Friday, 29 May 2015

Measured Metres

Measured Metres

Indrapramit Roy &  Mayur Kailash Gupta
Presented from 9th to 28th January 2015
as a SITE art space & The Collective Studio Baroda collaboration

An artist’s studio is an intimate space, set apart from the intrusions of an outside world. It is a retreat where books come to life, blank papers get covered with drawings and scribbles, and hidden secrets reveal themselves from the subconscious in ways least expected. From within this cocooned space, the artist journeys into areas outside of the ordinary, and at other times brings magic into the most mundane of observations. It is a place where curiosities are rampant, leading to experiments with different mediums and materials, and where methodologies are re-examined to produce altered perceptions. The studio becomes a place of necessary hibernation, where artists let free their inhibitions and find ways by which to develop ideas away from public censure.

Measured Metres puts together two artists who are tenured university teachers, and who as a result have only a limited window of time each day within which to engage with their own art practice. What this tight time frame then produces for them is an urgent insistence to create their art, obsessively and incessantly, making a prolific stream of ideation flow through their studios at all times. 

Mayur Gupta’s sculptures, where nature intertwines with a sense of the nurtured brought to life, are tree forms and fertility goddesses that evoke a sense of the primordial. Whittled from the wood with the practiced ease of a seductive libidinal lover, the sculptures in his studio confront you with a raw energy. These sculptures lie strewn all over his studio; some next to found objects, whilst others are kept perched upon antique furniture along with personal memorabilia scattered all about the space, making it an Aladdin’s cave of hidden treasures. Overflowing with objects and palpable ideas, his studio bears testimony to the passion with which materials are transformed to become embodied with new meanings.
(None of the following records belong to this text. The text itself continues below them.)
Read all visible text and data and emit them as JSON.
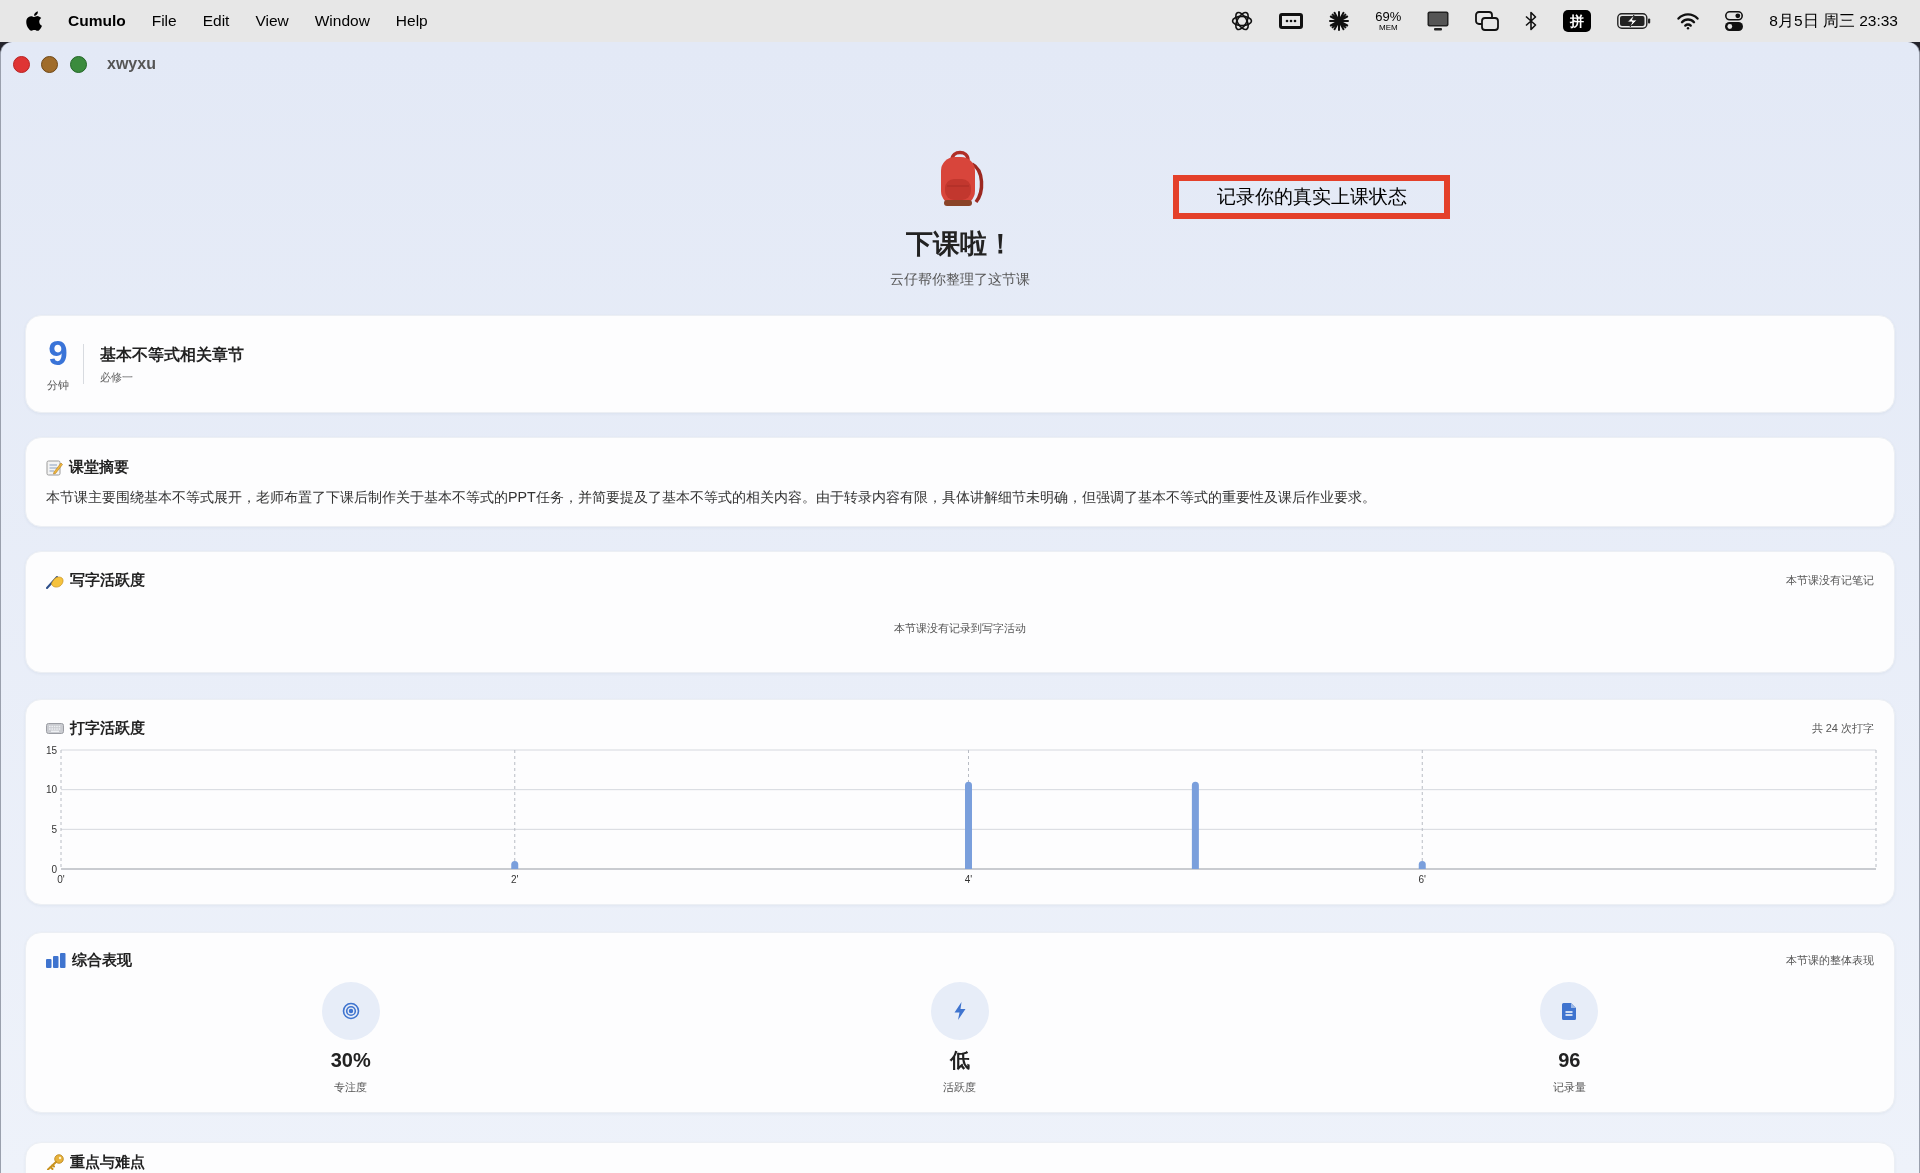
{
  "menu_bar": {
    "app_name": "Cumulo",
    "menus": [
      "File",
      "Edit",
      "View",
      "Window",
      "Help"
    ],
    "memory_percent": "69%",
    "memory_label": "MEM",
    "input_method": "拼",
    "clock": "8月5日 周三 23:33"
  },
  "window": {
    "title": "xwyxu"
  },
  "header": {
    "title": "下课啦！",
    "subtitle": "云仔帮你整理了这节课"
  },
  "annotation": {
    "text": "记录你的真实上课状态"
  },
  "lesson": {
    "duration": "9",
    "duration_unit": "分钟",
    "title": "基本不等式相关章节",
    "subtitle": "必修一"
  },
  "summary": {
    "title": "课堂摘要",
    "text": "本节课主要围绕基本不等式展开，老师布置了下课后制作关于基本不等式的PPT任务，并简要提及了基本不等式的相关内容。由于转录内容有限，具体讲解细节未明确，但强调了基本不等式的重要性及课后作业要求。"
  },
  "writing": {
    "title": "写字活跃度",
    "note": "本节课没有记笔记",
    "empty_message": "本节课没有记录到写字活动"
  },
  "typing": {
    "title": "打字活跃度",
    "note": "共 24 次打字",
    "chart_data": {
      "type": "bar",
      "x": [
        2,
        4,
        5,
        6
      ],
      "values": [
        1,
        11,
        11,
        1
      ],
      "xlim": [
        0,
        8
      ],
      "ylim": [
        0,
        15
      ],
      "xticks": [
        {
          "value": 0,
          "label": "0'"
        },
        {
          "value": 2,
          "label": "2'"
        },
        {
          "value": 4,
          "label": "4'"
        },
        {
          "value": 6,
          "label": "6'"
        }
      ],
      "yticks": [
        0,
        5,
        10,
        15
      ],
      "grid": true
    }
  },
  "performance": {
    "title": "综合表现",
    "note": "本节课的整体表现",
    "metrics": [
      {
        "kind": "focus",
        "value": "30%",
        "label": "专注度"
      },
      {
        "kind": "activity",
        "value": "低",
        "label": "活跃度"
      },
      {
        "kind": "records",
        "value": "96",
        "label": "记录量"
      }
    ]
  },
  "key_points": {
    "title": "重点与难点"
  }
}
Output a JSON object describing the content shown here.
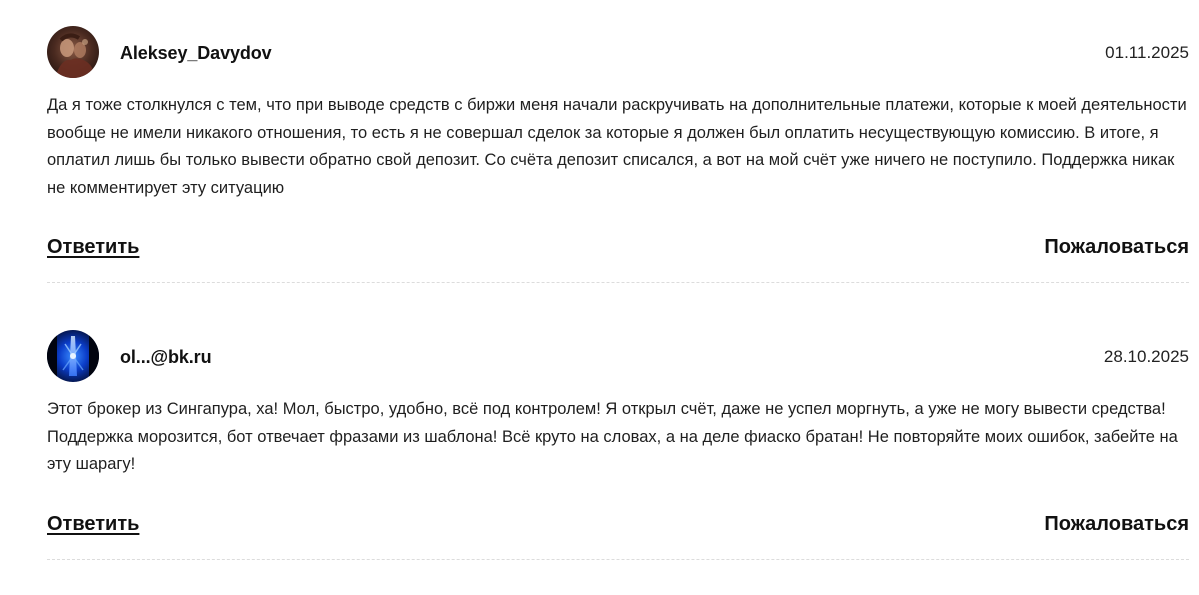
{
  "comments": [
    {
      "author": "Aleksey_Davydov",
      "date": "01.11.2025",
      "avatar_icon": "user-photo-avatar",
      "text": "Да я тоже столкнулся с тем, что при выводе средств с биржи меня начали раскручивать на дополнительные платежи, которые к моей деятельности вообще не имели никакого отношения, то есть я не совершал сделок за которые я должен был оплатить несуществующую комиссию. В итоге, я оплатил лишь бы только вывести обратно свой депозит. Со счёта депозит списался, а вот на мой счёт уже ничего не поступило. Поддержка никак не комментирует эту ситуацию",
      "reply_label": "Ответить",
      "report_label": "Пожаловаться"
    },
    {
      "author": "ol...@bk.ru",
      "date": "28.10.2025",
      "avatar_icon": "user-photo-avatar",
      "text": "Этот брокер из Сингапура, ха! Мол, быстро, удобно, всё под контролем! Я открыл счёт, даже не успел моргнуть, а уже не могу вывести средства! Поддержка морозится, бот отвечает фразами из шаблона! Всё круто на словах, а на деле фиаско братан! Не повторяйте моих ошибок, забейте на эту шарагу!",
      "reply_label": "Ответить",
      "report_label": "Пожаловаться"
    }
  ],
  "colors": {
    "text": "#1f1f1f",
    "divider": "#dcdcdc",
    "background": "#ffffff"
  }
}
Indrapramit Roy’s cityscapes appear utopian in their quiet uninhabited isolation, seemingly far removed from the violence that tomorrow may bring to them. These dwellings beckon one to find one’s space of belonging in their remoteness, to imprint them with more palpable energies of human existence within the confines of their internal labyrinth. These floating cities, excavated from desires and dreams, allow you to bring your own histories to their blueprints and to perhaps conjure a future of otherness.

The personas of these artists are found embedded in the skin of their work. Each lays bare their findings from life lived and explored, and each creates their own personal poetics from these harvested experiences. They give to us, therefore, something precious of their heart to hold in mutual discourse; where hope conjures the primitive energies of the celebration of survival, and nurtures the will to obliterate despair.